Papers by Keyword: Passive Oxidation

Abstract: Comparisons of heating tests at atmospheric pressure and low pressure by using a thermal plasma torch were performed. A constant heat flux on the sample surface was applied in the study of the oxidation mechanism of C/C-SiC composite, used in thermal protection systems. The SEM and EDS analysis show an intensive glassification at the surface, which are strongly depend on the oxygen partial pressure and the sample surface temperature. For vacuum conditions, at maximum surface temperature of 1450 °C and the oxygen partial pressure of about 66 Pa, a uniform passivation layer of SiO₂ is formed. At atmospheric pressure, under an oxygen partial pressure of 2.1×10⁴ Pa, the maximum surface temperature is 400 °C higher than obtained in vacuum, reaching levels of 1850°C. Under these conditions, the protective oxide layer is partially volatilized with time, increasing the specific mass loss rate by a sublimation of the composite, directly exposed to the plasma jet. This effect is alike to what occurs in the process of transition from passive to active oxidation of SiC.

Abstract: ZrB2-SiC composites were prepared by arc melting using ZrB2 and -SiC powders as raw materials and their oxidation behavior were investigated. The eutectic composition of the ZrB2-SiC system was ZrB2-58.5mol%SiC and the melting point temperature was about 2570 K. At 1673 K mass gain was observed in the oxidation of ZrB2-SiC eutectic composition and the mass gain rate increased with decreasing Ptot. The oxide scale consisted of an amorphous SiO2 layer, a ZrO2-SiO2 eutectic-like layer and a Si-deficient layer.

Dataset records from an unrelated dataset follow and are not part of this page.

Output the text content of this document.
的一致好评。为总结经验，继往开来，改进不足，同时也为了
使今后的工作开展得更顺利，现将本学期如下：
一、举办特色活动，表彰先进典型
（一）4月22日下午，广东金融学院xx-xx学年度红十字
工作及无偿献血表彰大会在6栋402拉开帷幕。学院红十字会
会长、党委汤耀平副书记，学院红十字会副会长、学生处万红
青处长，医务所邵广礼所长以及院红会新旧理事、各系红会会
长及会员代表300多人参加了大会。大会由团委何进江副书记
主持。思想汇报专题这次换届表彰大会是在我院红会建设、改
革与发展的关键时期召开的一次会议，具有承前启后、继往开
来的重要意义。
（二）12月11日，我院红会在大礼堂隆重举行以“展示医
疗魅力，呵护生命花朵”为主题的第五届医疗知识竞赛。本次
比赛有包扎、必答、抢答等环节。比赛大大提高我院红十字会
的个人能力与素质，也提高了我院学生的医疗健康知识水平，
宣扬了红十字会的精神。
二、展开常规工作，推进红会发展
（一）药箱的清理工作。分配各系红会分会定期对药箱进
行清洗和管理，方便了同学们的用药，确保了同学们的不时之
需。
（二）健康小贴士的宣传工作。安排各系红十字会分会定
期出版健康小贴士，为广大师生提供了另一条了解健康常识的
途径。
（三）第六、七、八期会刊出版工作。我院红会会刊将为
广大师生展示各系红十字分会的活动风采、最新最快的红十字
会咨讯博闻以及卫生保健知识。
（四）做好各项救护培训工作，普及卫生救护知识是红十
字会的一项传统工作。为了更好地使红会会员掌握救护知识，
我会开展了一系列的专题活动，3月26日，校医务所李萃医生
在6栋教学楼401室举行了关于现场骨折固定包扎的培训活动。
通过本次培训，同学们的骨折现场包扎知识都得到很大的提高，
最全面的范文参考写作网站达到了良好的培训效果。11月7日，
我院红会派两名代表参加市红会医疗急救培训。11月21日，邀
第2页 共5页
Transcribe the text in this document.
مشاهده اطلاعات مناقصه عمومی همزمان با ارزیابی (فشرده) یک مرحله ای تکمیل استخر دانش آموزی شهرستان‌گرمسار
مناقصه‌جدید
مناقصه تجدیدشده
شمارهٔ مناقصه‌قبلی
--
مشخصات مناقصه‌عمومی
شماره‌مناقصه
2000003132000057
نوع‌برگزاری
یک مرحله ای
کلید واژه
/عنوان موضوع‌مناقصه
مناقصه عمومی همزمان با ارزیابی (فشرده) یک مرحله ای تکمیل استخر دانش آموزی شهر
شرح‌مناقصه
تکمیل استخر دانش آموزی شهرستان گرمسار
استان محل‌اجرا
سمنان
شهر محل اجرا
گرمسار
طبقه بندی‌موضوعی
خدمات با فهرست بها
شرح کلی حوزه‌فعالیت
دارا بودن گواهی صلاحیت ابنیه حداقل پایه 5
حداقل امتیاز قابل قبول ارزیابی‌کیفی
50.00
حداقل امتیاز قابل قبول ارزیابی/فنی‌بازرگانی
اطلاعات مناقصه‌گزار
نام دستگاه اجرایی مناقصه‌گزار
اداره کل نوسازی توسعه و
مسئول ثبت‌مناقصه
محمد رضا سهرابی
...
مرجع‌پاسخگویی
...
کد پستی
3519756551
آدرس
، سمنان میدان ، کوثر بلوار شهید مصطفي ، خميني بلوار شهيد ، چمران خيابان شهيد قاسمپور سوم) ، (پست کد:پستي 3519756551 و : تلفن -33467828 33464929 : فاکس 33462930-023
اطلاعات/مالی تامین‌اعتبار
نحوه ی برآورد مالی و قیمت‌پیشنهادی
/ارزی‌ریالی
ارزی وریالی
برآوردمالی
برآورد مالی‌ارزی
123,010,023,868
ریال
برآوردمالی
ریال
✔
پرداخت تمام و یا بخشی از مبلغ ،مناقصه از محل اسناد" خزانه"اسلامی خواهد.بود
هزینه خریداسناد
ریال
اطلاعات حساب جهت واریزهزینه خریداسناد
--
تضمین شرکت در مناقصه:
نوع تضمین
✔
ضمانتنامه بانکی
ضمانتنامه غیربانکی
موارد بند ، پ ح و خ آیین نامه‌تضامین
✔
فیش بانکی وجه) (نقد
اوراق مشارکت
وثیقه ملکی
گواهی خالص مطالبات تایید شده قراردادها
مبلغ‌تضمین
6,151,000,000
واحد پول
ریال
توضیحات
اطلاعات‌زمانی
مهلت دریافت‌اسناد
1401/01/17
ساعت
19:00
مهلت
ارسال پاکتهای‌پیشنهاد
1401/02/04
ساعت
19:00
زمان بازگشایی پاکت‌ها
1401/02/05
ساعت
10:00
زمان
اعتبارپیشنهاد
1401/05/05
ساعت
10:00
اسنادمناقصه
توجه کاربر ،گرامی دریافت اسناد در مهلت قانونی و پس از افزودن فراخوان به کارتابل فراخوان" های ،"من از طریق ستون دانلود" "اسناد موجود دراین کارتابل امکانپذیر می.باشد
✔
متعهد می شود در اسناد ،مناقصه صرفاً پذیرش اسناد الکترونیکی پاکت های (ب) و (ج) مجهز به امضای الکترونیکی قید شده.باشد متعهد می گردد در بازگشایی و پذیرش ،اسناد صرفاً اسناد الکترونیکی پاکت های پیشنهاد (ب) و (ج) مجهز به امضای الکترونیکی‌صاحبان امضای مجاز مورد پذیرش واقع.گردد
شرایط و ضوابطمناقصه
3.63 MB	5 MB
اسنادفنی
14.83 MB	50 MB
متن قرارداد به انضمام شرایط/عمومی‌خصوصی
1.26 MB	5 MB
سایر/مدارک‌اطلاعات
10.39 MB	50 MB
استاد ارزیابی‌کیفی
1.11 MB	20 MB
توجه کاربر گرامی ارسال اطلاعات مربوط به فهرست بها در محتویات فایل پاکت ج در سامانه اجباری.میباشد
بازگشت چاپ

Abstract: The passive oxidation mechanism of CVD SiC was discussed from experimental results with high-temperature thermogravimetry and thermodynamic analyses. The bubble formation temperature around 1900 K could be too low for an oxygen inward diffusion limited process but conform to a CO outward diffusion limited process. The parabolic rate constant (kp) had weak oxygen partial pressure (PO2) dependence, kp ∝ PO2 n where n = 0.09 to 0.12. These n values may be consistent with the CO outward diffusion limited process. The activation energy of kp obtained in the present study, 210 kJ/mol, could suggest a different mechanism from the well-approved oxygen molecule permeation limited process at lower temperatures below 1600 K. Amorphous phase was significantly contained in SiO2 scales formed in an N2-O2 atmosphere. No effect of the amorphous formation on kp was identified.